RUBOR DAS LETRAS
Rosi Luna
 
 

Teus olhos quase dizem tudo, são dois círculos de mistérios. Pequenos minérios, pedra olho-de-tigre, amarronzados perolados. Teus escritos quase falam tudo, são dois quadrados letrados.Talvez seja culpa das letras ou dos óculos que sempre se perdem. Não estou vendo no seu rosto, aquele aro sincero. Não estou lendo no papel, aquele caro diário. Penso que aquela caneta-tinteiro tenha algum envolvimento, aquela ponta adorava fazer mergulhos num vidro de formato de losango. A cor era azul-da-prússia ou violeta-da-rússia, não sei. O que me encantava, era o pigmento no vidro dando o rubor das letras. Elas saiam desfilando no papel, as vezes redondas, as vezes curtas rubricas correndo aflitas. Mas toda história tem um vilão, tive mêdo do mata-borrão. Achava que ele era capaz de sugar toda aquela mágica, sumir com as letras, chupando todo aquele escrito anil. E se as letras não voltassem mais, o que seria da escrita?

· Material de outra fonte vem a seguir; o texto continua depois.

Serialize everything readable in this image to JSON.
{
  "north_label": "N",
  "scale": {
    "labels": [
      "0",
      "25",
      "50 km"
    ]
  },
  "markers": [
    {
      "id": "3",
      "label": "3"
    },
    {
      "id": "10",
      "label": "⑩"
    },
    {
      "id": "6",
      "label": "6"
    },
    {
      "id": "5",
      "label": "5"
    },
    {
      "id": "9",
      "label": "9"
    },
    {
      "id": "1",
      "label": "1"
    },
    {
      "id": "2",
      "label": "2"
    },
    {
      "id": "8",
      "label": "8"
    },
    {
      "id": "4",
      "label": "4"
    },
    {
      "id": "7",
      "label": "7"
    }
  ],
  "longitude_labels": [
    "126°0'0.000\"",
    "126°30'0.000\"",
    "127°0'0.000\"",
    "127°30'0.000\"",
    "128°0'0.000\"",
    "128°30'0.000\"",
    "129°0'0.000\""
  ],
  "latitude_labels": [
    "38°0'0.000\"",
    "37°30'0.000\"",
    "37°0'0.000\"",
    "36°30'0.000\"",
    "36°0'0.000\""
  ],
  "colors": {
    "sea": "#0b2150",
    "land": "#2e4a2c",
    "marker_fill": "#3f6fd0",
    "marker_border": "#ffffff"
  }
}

No começo era o lápis tendo um colapso, eram convulsões amorosas mas sempre vinha uma borracha para apagar. Ainda bem que existe teimosia e tudo se resolvia, pois a gente escrevia escrevia escrevia. Outro dia fui parar longe, tava pensando quando o homem pisou na lua, tua escrita era tão respeitável e a minha tão inflável. Fazia a ponta do lápis bem fininha, fazia um verso e enfeitava com florzinha. Tudo tão puro como o linho do papel, escrita soltinha como quilo a granel. Nunca soube medir diferenças - escritor é quem escreve, seja sério ou despaltério.

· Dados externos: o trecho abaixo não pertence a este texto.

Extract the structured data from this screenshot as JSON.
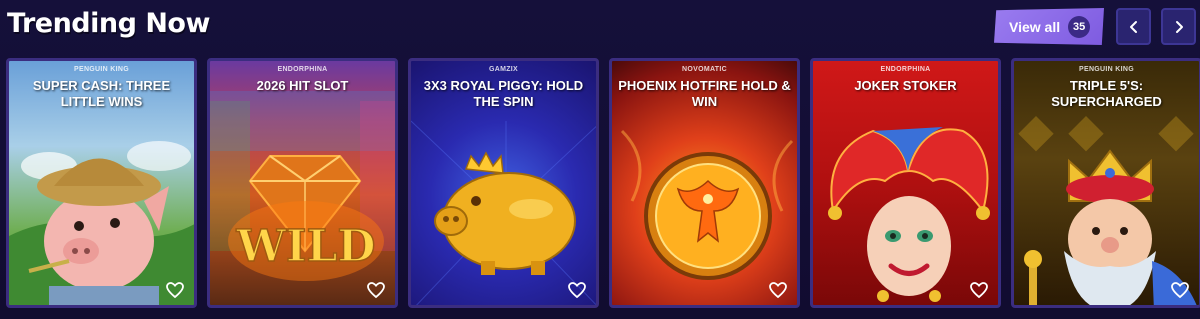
{
  "section": {
    "title": "Trending Now"
  },
  "view_all": {
    "label": "View all",
    "count": "35"
  },
  "nav": {
    "prev_icon": "chevron-left-icon",
    "next_icon": "chevron-right-icon"
  },
  "colors": {
    "accent": "#8b6cf0",
    "background": "#120d33",
    "nav_bg": "#2a2470"
  },
  "cards": [
    {
      "provider": "PENGUIN KING",
      "name": "SUPER CASH: THREE LITTLE WINS"
    },
    {
      "provider": "ENDORPHINA",
      "name": "2026 HIT SLOT"
    },
    {
      "provider": "GAMZIX",
      "name": "3X3 ROYAL PIGGY: HOLD THE SPIN"
    },
    {
      "provider": "NOVOMATIC",
      "name": "PHOENIX HOTFIRE HOLD & WIN"
    },
    {
      "provider": "ENDORPHINA",
      "name": "JOKER STOKER"
    },
    {
      "provider": "PENGUIN KING",
      "name": "TRIPLE 5'S: SUPERCHARGED"
    }
  ],
  "card_icons": {
    "favorite": "heart-icon"
  }
}
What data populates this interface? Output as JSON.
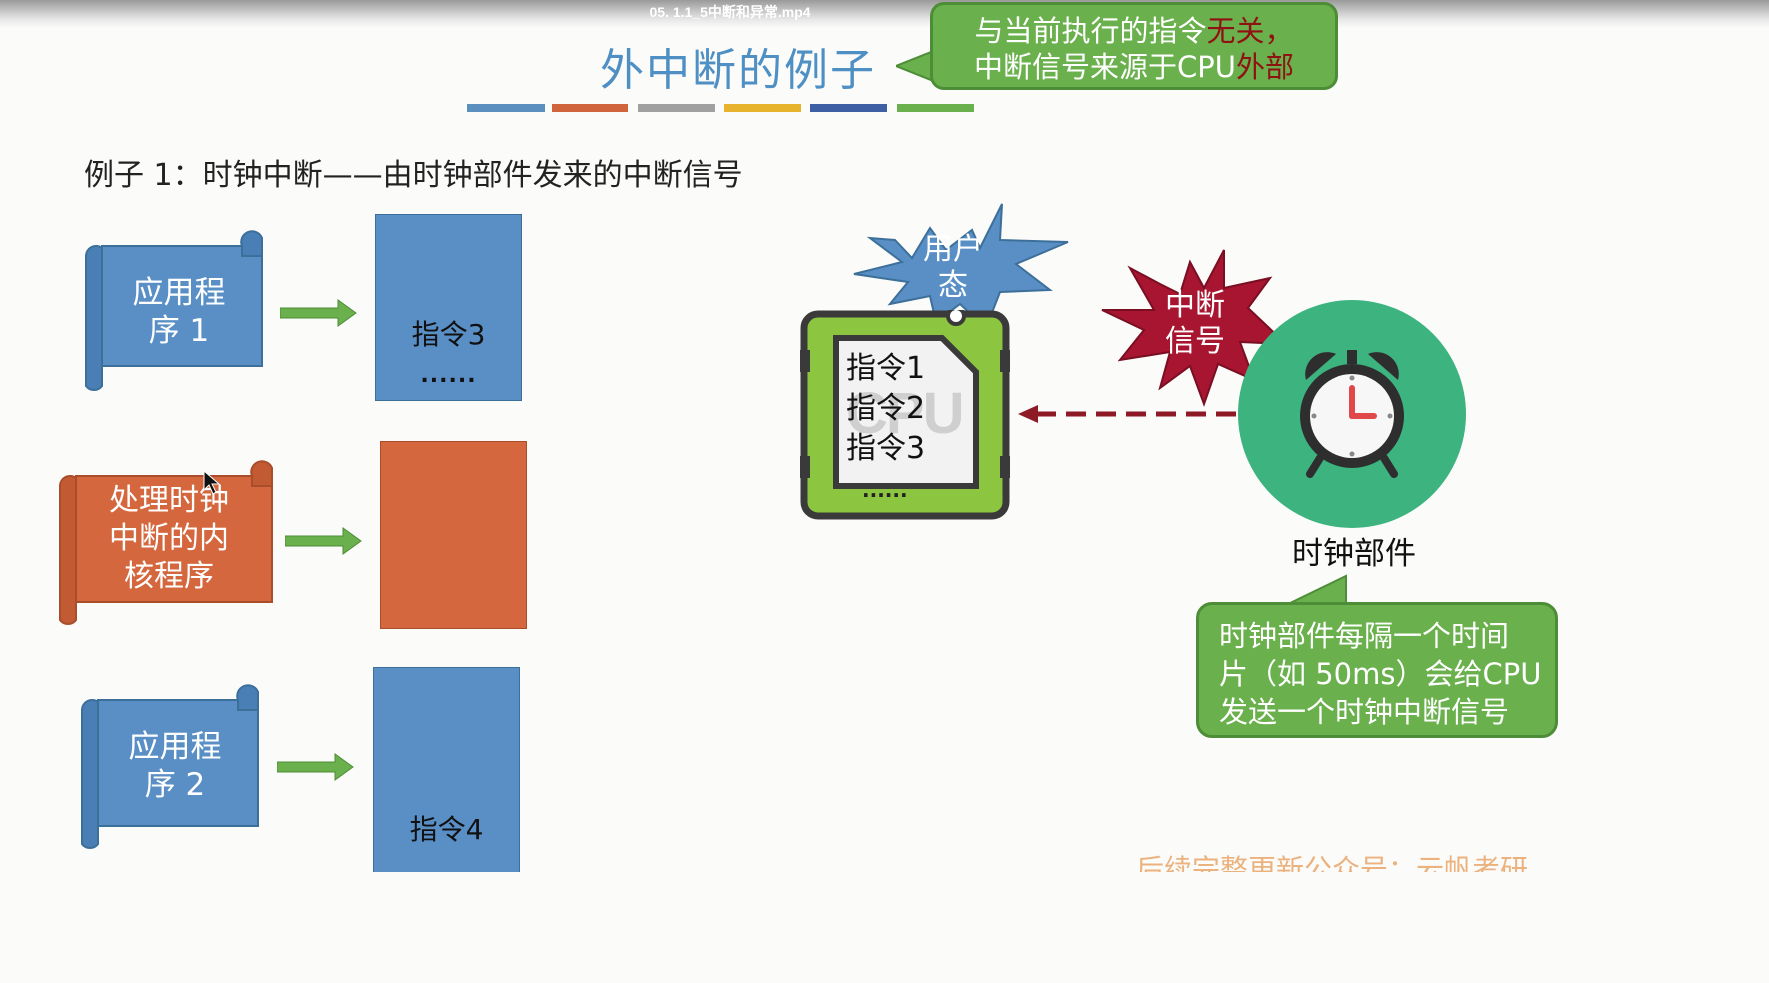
{
  "video": {
    "title": "05. 1.1_5中断和异常.mp4"
  },
  "slide": {
    "title": "外中断的例子",
    "callout_top": {
      "line1_a": "与当前执行的指令",
      "line1_b": "无关，",
      "line2_a": "中断信号来源于CPU",
      "line2_b": "外部"
    },
    "heading": "例子 1：时钟中断——由时钟部件发来的中断信号",
    "strip_colors": [
      "#5a8fc0",
      "#d0643c",
      "#a0a0a0",
      "#e8b32c",
      "#3f5fa5",
      "#6ab04c"
    ],
    "programs": [
      {
        "label_line1": "应用程",
        "label_line2": "序 1",
        "color": "#5a8fc6",
        "block_text": "指令3",
        "block_dots": "......"
      },
      {
        "label_line1": "处理时钟",
        "label_line2": "中断的内",
        "label_line3": "核程序",
        "color": "#d4673d",
        "block_text": "",
        "block_dots": ""
      },
      {
        "label_line1": "应用程",
        "label_line2": "序 2",
        "color": "#5a8fc6",
        "block_text": "指令4",
        "block_dots": ""
      }
    ],
    "cpu": {
      "chip_text": "CPU",
      "lines": [
        "指令1",
        "指令2",
        "指令3"
      ],
      "dots": "......"
    },
    "user_mode_burst": {
      "line1": "用户",
      "line2": "态"
    },
    "interrupt_burst": {
      "line1": "中断",
      "line2": "信号"
    },
    "clock": {
      "label": "时钟部件"
    },
    "callout_bottom": {
      "line1": "时钟部件每隔一个时间",
      "line2": "片（如 50ms）会给CPU",
      "line3": "发送一个时钟中断信号"
    },
    "footer_note": "后续完整更新公众号：云帆考研"
  }
}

Com o tempo foi chegando a caneta esferográfica,toda pornográfica querendo me tirar o juizo. Não pude me render aos caprichos da escrita com aquela pequena bola giratória, os cadernos continuavam cheios de rabiscos. Nesse embate da caneta, o lápis liderava essa maratona literária. Dava gosto apontar, era como se a qualquer momento pudesse brotar toda a criatividade daquela ponta. Uma literatura feita de grafite e sulfite.

Mas foi a máquina de datilografia - o grande advento da escrita, as letras dançavam sob um cilindro,batendo cada uma na sua ribalta de tecla. Aquela velocidade toda no dedilhar, sem olhar o que estava escrevendo. A máquina ia com sua caixa portátil pra qualquer lugar, onde um texto estivesse a provocar. Entre o surgimento dos primeiros e alinhados textos, apareceram os erros de datilografia todos pintados com um pincel de tinta branca. Aquela catapora albina era para amador, gostava de me vangloriar dos poucos erros, da precisão de dardo nas teclas e na disposição das frases.

O grande encontro se deu mesmo foi na cibernética, teus olhos nunca me disseram nada concreto, mas tuas letras eram filtros por onde passava a luz das tuas idéias. O computador esse grande gerador - amor cyber. Cheio de ferramentas e programas, alimentou meus dramas. Inventei que tinha um ser humano morando dentro da máquina, me apaixonei por uma tela. Mandei imprimir, apareceu uma folha em branco. Teus olhos nunca os encontrei, teus textos amei e todas as letras do mundo digitei.

Pelos olhos das letras vejo uma constelação de idéias, sorrindo frases enluaradas pela linha.

Rubra Letra - que se imprima toda poesia de gaveta no planeta.